It was a year before he decided he was the person to do this, and having come to that decision he dedicated the rest of his life to the cause.

Clarkson's first act was to translate and expand his essay. In 1786, he took it to James Phillips, a printer and bookseller in London, who had already published anti-slavery tracts. He printed and sold the essay which proved popular and marked a turning point for British abolition.

Through Phillips he met other abolitionists, including Granville Sharp, and learned what they had been doing to further the cause. He decided to focus on removing the legal basis for the slave trade using public action to help achieve this. Clarkson was convinced that once the British public was informed of the true horrors of the slave trade and of slaves' treatment in the colonies, their anger could be translated into action in Parliament.

This led to Clarkson and William Wilberforce's most famous early meeting in 1787. Clarkson asked Bennet Langton, who was well-known in British society, to arrange a dinner so he could ask Wilberforce to champion the cause in Parliament. By the dinner's end, Wilberforce agreed. From then on they worked closely together.

On 22 May that year, the movement progressed when Clarkson, Sharp and 10 others met to form a committee with the express purpose of ending the slave trade as a first step towards total emancipation. Clarkson and Sharp were chosen to be its secretary and president respectively. They named themselves the Society for Effecting the Abolition of the Slave Trade.

Clarkson was determined to gather proof of slavery's brutality for his books and pamphlets and as evidence for Wilberforce to use in Parliament. Over the following seven years he travelled 35,000 miles on horseback across Britain, including the major slave ports of Bristol and Liverpool; sometimes at risk to his life.

Through interviews with sailors who had worked on slave ships he was able to challenge the pro-slavery propaganda that the transatlantic voyage was comfortable for slaves and that they received all they needed. Clarkson showed the reality was quite different, and that conditions were so bad, that even the survival rate among Britain's sailors was poor. His remodelled image of the slave ship the Brookes, loaded with 482 slaves, was produced as posters in 1789. They were widely distributed to a shocked public.

Wherever he went he spoke to as many people as possible and helped inspire 1,200 groups working against the slave trade. He also regularly corresponded with 400 people to help create a movement against the slave trade, and organised 519 petitions to Parliament in 1792, encouraging 300,000 people to boycott sugar and its products due to its being produced using slave labour.

Not surprisingly, he became very ill and in 1793 had to stop campaigning for several years. During this time he married and went to live in the Lake District.

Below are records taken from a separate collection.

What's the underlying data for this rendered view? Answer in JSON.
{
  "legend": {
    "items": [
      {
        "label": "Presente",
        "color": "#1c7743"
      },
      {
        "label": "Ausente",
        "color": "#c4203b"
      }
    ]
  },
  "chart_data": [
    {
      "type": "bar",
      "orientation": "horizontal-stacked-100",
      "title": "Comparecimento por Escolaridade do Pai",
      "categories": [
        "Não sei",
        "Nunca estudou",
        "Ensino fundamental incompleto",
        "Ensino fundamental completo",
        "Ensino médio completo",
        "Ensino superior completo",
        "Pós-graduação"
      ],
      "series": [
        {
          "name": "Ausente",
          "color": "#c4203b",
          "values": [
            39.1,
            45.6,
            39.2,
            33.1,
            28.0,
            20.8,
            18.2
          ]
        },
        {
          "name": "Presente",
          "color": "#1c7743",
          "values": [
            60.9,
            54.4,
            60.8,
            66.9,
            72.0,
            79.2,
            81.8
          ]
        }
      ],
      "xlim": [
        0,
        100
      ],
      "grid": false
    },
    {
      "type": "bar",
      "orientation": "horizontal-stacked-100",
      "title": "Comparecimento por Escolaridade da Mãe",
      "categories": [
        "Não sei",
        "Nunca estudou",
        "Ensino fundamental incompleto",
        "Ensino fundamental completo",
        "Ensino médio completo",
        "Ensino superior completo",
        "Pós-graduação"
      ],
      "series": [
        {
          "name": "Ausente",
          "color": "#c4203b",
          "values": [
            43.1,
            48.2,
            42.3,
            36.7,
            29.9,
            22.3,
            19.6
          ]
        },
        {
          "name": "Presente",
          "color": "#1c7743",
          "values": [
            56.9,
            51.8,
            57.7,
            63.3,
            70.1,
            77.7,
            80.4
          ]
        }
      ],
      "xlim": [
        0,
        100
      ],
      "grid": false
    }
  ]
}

After repeated setbacks, the campaign gained strength in 1804, and finally, in 1807, Parliament passed The Abolition of the Slave Trade Act. Clarkson carried on his work, writing books and pamphlets and corresponding with abolitionists around the world.

With the success of the fight against the slave trade, Clarkson and his fellow abolitionists turned their attention to ending slavery. Once again, he rode across the country to raise awareness and in 1833 the Emancipation Act was passed. Despite the victory, the struggle had not ended. The Act provided a stop-gap measure called apprenticeship. In reality, this was slavery by another name. In 1838, Clarkson sent a petition to Parliament calling for an end to this system by 1 August that year. It was signed by over 500,000 people and the system was outlawed on that day 1838.

A year later the abolition campaign was expanded and the British and Foreign Anti-Slavery Society (as Anti-Slavery International was then known) was formed on 17 April 1839, to abolish slavery throughout the world. Clarkson was elected its first president.

One of the Society's first acts was to sponsor a general convention on slavery in London. Clarkson was given a standing tribute from the 5,000 delegates and observers from nine countries who filled the Freemasons' Hall on 12 June 1840. He called for all to: “Take courage, be not dismayed, go on, persevere to the last, [ahead lies the elimination] of slavery from the whole world”. His message is still relevant today.

Thomas Clarkson died on 26 September 1846 in Playford, Suffolk aged 86. To mark the 150th Anniversary of his death, a stone memorial to his memory was unveiled in Westminster Abbey just below the statue of William Wilberforce. Its inscription reads: “A Friend to Slaves”.